O atacante Hulk não poupou críticas à arbitragem durante a partida entre Atlético e Mirassol, realizada neste sábado (26), pela sexta rodada do Campeonato Brasileiro. Ele recebeu um cartão amarelo no primeiro tempo e, ao se dirigir ao vestiário, expressou seu descontentamento em relação à atuação do juiz.
O cartão amarelo foi mostrado a Hulk aos 28 minutos do primeiro tempo, após uma reclamação. Em entrevista durante o intervalo, o jogador do Atlético questionou a decisão do árbitro Davi de Oliveira Lacerda. “Ele permitiu que o jogo seguisse, numa disputa em que ganhei a bola do adversário, e ainda assim marcou a falta. Sou jogador e não sou obrigado a aceitar a decisão do árbitro. Reclamei olhando para o chão, para o meu gol, e ele me deu o amarelo a 10 metros de distância. Qual é o critério? Eu nem estava reclamando diretamente com ele; estava virado para o meu goleiro”, afirmou Hulk.
“É complicado, buscamos igualdade. Reclamei de costas para o árbitro e levei o cartão. Já vi jogadores ofenderem o árbitro e não serem punidos. Eles querem aparecer. Infelizmente, os árbitros se tornam os protagonistas. É só aplicar o mesmo critério. Ele se desculpou pelo cartão, mas eu disse que isso não resolve. Se houver um contra-ataque, não posso parar por estar pendurado”, completou o camisa sete do Atlético.
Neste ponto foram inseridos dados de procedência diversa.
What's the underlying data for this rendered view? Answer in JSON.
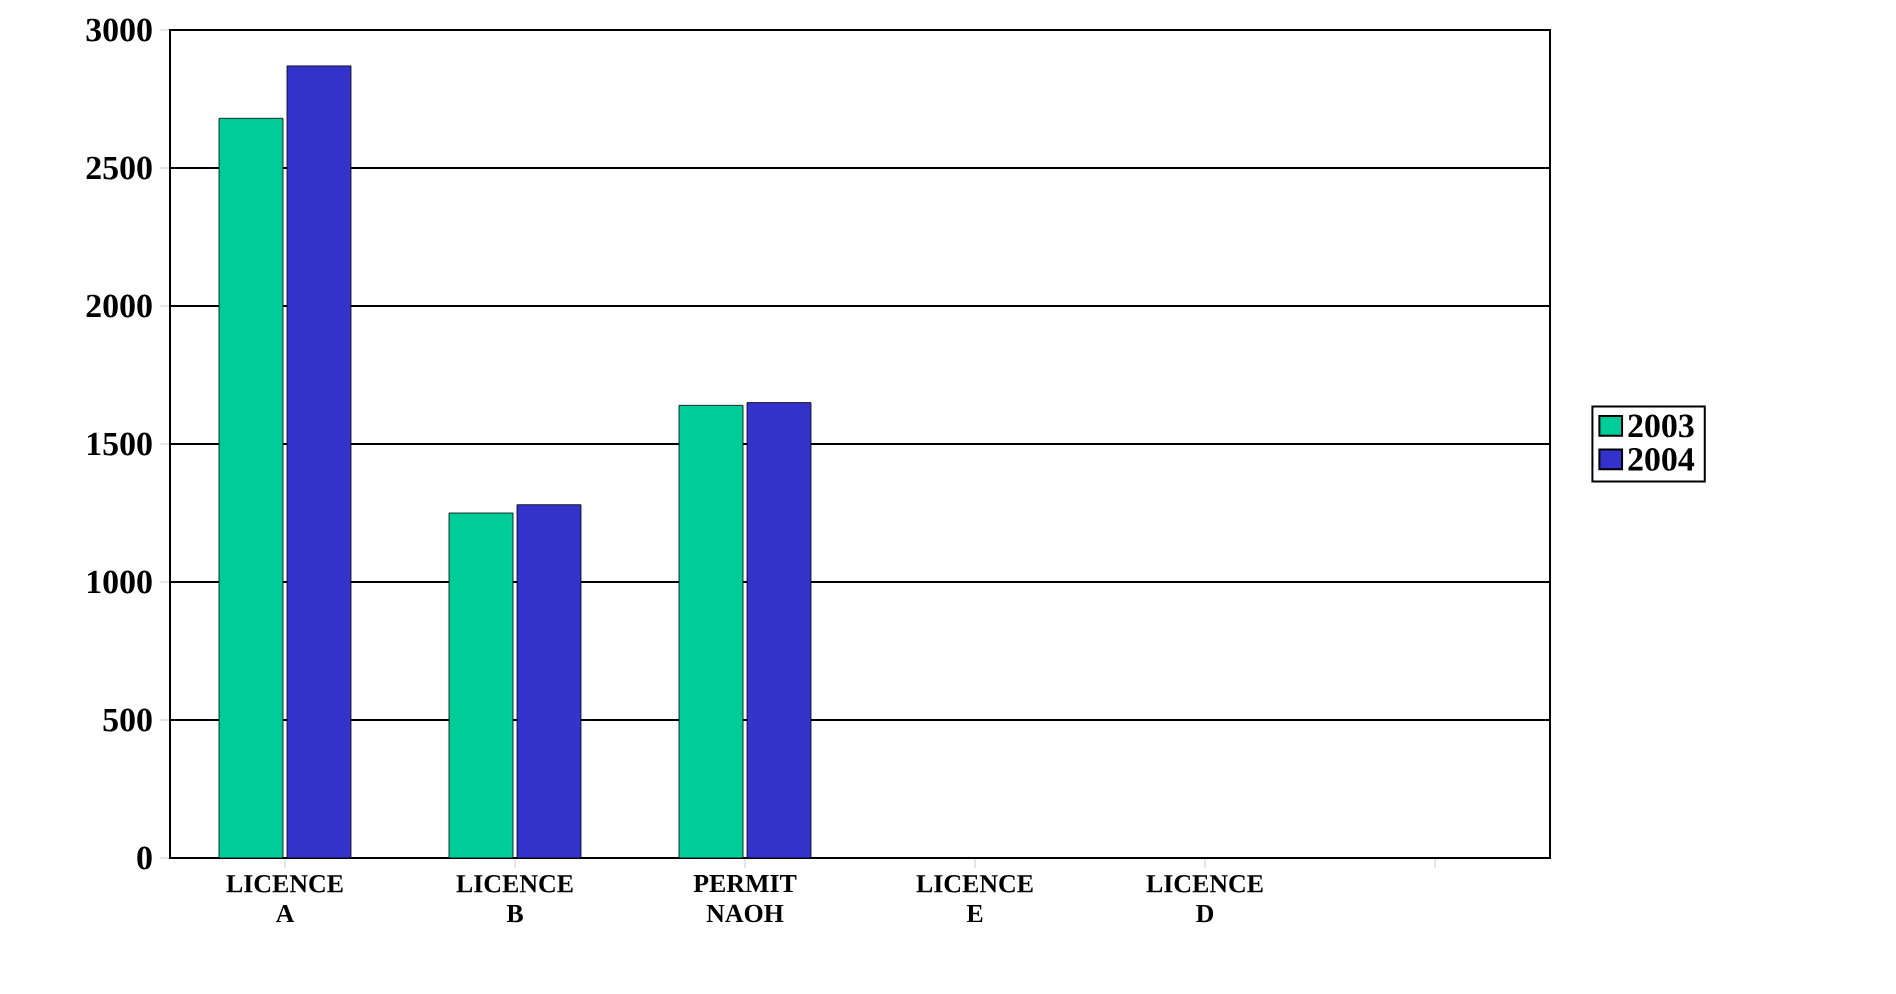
{
  "chart_data": {
    "type": "bar",
    "categories": [
      "LICENCE A",
      "LICENCE B",
      "PERMIT NAOH",
      "LICENCE E",
      "LICENCE D",
      null
    ],
    "series": [
      {
        "name": "2003",
        "color": "#00cc99",
        "values": [
          2680,
          1250,
          1640,
          0,
          0,
          null
        ]
      },
      {
        "name": "2004",
        "color": "#3333cc",
        "values": [
          2870,
          1280,
          1650,
          0,
          0,
          null
        ]
      }
    ],
    "ylim": [
      0,
      3000
    ],
    "yticks": [
      0,
      500,
      1000,
      1500,
      2000,
      2500,
      3000
    ],
    "grid": "y",
    "legend": "right"
  }
}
Hulk também levantou questões sobre o pênalti que foi anulado para o Atlético após a revisão do VAR. Segundo ele, o juiz não seguiu os critérios que havia utilizado anteriormente e acabou marcando uma falta de Gustavo Scarpa no início da jogada. “Ele não marcou o pênalti, nos chamou para conversar, e eu disse que ele estava no comando, mas não estava seguindo seu critério. Ele não marcou uma falta no meio de campo, disse que era pênalti, mas acabou marcando a falta antes. Isso vai contra a lógica dele. Já presenciei situações em que o VAR chamou o árbitro e ele manteve a decisão. Se foi falta, houve várias situações similares”, analisou.
“Vocês da imprensa não abordam isso. Focam no jogador que reclama, mas não consideram o contexto geral antes de julgá-los como excessivamente reclamantes”, concluiu Hulk.